Surrounded by Threats, Japan Rethinks Decades of Military Dependency – The New York Times

Motoko Rich and 

Reporting from Tokyo

“Over nearly seven decades, Japan has relied on commitments from the United States, its most important ally, for protection in the event of an enemy attack. Japan hosts the largest contingent of overseas American troops and regularly conducts drills with them. It has purchased more American-made F-35 stealth fighter jets than any other country outside the United States.

Yet now, as Russia’s invasion of Ukraine challenges long-held security assumptions and as threats from China and North Korea multiply, Japan is starting to rely more on itself, a shift that could quietly alter the balance of power in Asia.

The country’s governing party is pushing to increase Japan’s defense budget drastically, develop more military hardware domestically and redefine what it can do with those weapons under the pacifist Constitution in place since the end of World War II.

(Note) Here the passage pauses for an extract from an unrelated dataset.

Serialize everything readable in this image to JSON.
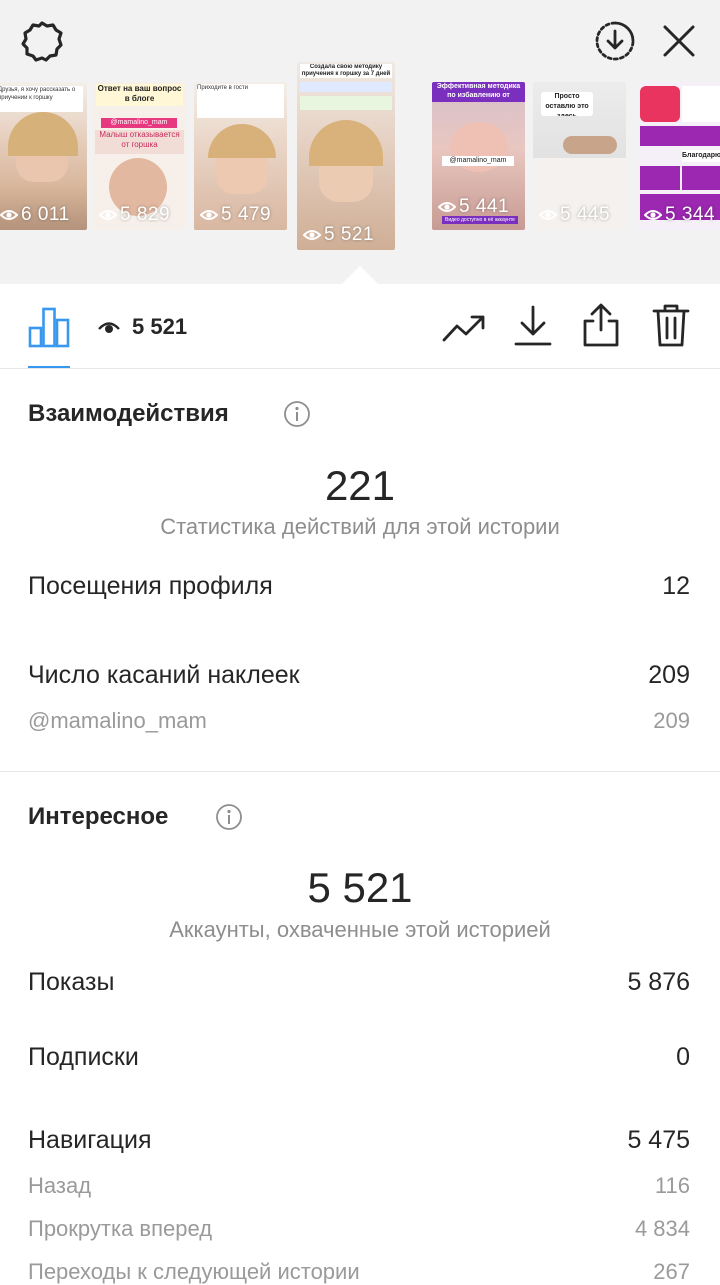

By asserting its own deterrent power, Japan — the world’s third-largest economy — could become less a military protectorate of the United States and more an equal partner. That could help fulfill the desire of American leaders for Japan to serve as a stronger military counter to China, as Beijing uses its rapidly improving armed forces to menace Taiwan and send ballistic missiles and coast guard ships into Japan’s territorial waters.”